Ho mbre vertical, ogni promessa è debito. Carlos Sainz aveva giurato di volere una vittoria, un’altra almeno, per onorare la sua storia ferrarista, una storia che qualcuno ha voluto mozzare. E ha mantenuto. Ha perso la pole nei primi metri su attacco di Max Verstappen, se l’è ripresa con un’autorevolezza da campione del mondo e ha così garantito al Cavallino la seconda vittoria di fila dopo Austin, anzi meglio, la quinta stagionale come non succedeva dal 2018. «Forza Ferrari» soffiava in radio Carlitos, strozzato dalle lacrime, subito dopo il traguardo. E anche «Forza Messico», dove una Rossa non s’imponeva da un’era lontana: 1990, autore Alain Prost. È un grande momento per Maranello, che nella classifica costruttori ha superato la Red Bull e da McLaren è passata da -44 a -29. E dire che fino a una manciata di giri dal termine era rimasta in piedi una doppietta virtuale, poi svanita per il ritmo superiore che la papaya di Norris aveva sulla Rossa di Leclerc, indotto in errore dall’incombere di Lando.
Verstappen, spirito da teppista
Verstappen ha ritrovato lo spirito teppista di quando non era ancora campione.
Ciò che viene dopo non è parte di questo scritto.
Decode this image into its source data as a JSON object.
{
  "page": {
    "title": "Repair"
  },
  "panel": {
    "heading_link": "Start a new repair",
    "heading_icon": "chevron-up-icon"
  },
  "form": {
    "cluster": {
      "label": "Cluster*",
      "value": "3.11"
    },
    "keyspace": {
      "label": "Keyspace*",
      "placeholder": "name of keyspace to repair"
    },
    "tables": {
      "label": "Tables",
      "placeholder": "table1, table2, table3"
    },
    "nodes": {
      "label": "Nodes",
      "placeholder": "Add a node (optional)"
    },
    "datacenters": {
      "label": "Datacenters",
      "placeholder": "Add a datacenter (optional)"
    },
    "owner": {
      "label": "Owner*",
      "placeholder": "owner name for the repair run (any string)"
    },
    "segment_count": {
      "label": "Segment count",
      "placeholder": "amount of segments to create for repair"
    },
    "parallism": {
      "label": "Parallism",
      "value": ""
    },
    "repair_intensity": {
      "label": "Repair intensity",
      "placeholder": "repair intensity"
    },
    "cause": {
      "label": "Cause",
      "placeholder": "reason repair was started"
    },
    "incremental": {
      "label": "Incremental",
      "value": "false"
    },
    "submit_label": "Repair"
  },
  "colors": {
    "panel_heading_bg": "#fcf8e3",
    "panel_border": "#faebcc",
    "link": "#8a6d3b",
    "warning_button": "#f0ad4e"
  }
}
Lo ha esercitato naturalmente contro Norris: Max ha avuto occhi solo per lui, ed erano occhi di brace. Al via è subito andato al comando con uno scatto felino, superando Sainz e conquistando il privilegio dell’aria pulita. Sei giri sono stati poi congelati dalla safety car, entrata per la rude collisione Albon-Tsunoda al via, innescata da Gasly. Nel giro di poche tornate Max è riuscito a guadagnarsi – si fa per dire – due pesantissime penalità da dieci secondi. Appena passato in testa Sainz (giro 9) con un attacco coraggioso e di classe, Verstappen ha puntato il suo mirino su Norris: al giro 10 lo ha prima spinto all’esterno della curva, esattamente come la domenica prima ad Austin ma senza avergli messo il muso davanti, quindi lo ha superato percorrendo assieme a lui la via di fuga, dove lo aveva nuovamente spinto in curva 8.
Rissa e rosse
Incredulità in dosi massicce, per tutti. Norris: «Ehi, questo è pericoloso!» Max: «Dieci secondi? Ma sono tanti!», diceva alla prima informazione ricevuta dal box, senza sapere che in una manciata di secondi avrebbe subito il raddoppio. Tra i due litiganti ha goduto Leclerc, un po’ come nella prima curva di Austin: mentre i due perdevano tempo tra loro Charles li ha passati, creando alle spalle di Carlos la virtuale doppietta Ferrari. Ritmo diverso però tra i due ferraristi: Leclerc con l’esigenza di staccare prima delle curve per ricaricare le batterie, mentre Sainz si metteva regolarmente su un ritmo di gara inferiore all’1"21 a giro. Dopo l’unico pit stop (interminabile per Verstappen che doveva scontare la doppia pena) per passare dalle Pirelli medie alle dure, la coppia Sainz-Leclerc procedeva con un largo margine (12") su un Norris pacificato dalla lontananza di Verstappen, ormai franato in retrovia, sesto anche dietro le Mercedes di Russell e Hamilton. Più veloce Lando senza Max nei paraggi, più lucido, più determinato: è così che ha smangiucchiato 15" di ritardo da Leclerc fino ad annullarlo.
Leclerc cede
È successo al giro 63 quando Charles, con l’arancione che ormai luccicava dentro i suoi specchietti, non ha retto e ha perso appena la macchina nell’ultima curva, rimettendola in riga nella via di fuga mentre Norris passava e se ne andava, convinto di poter dare la caccia a Sainz. Otto secondi di ritardo a otto giri dal termine, e infatti: Sainz s’è salvato, mentre a Leclerc sono rimaste le soddisfazioni amarognole del podio basso e del giro più veloce, inventato all’ultimo dopo aver montato le gomme soft. Alla Mercedes non è rimasto che un duello interno tra i suoi piloti, acceso al via da Hamilton con un sorpasso immediato su Russell e poi proseguito fino alla fase finale della gara.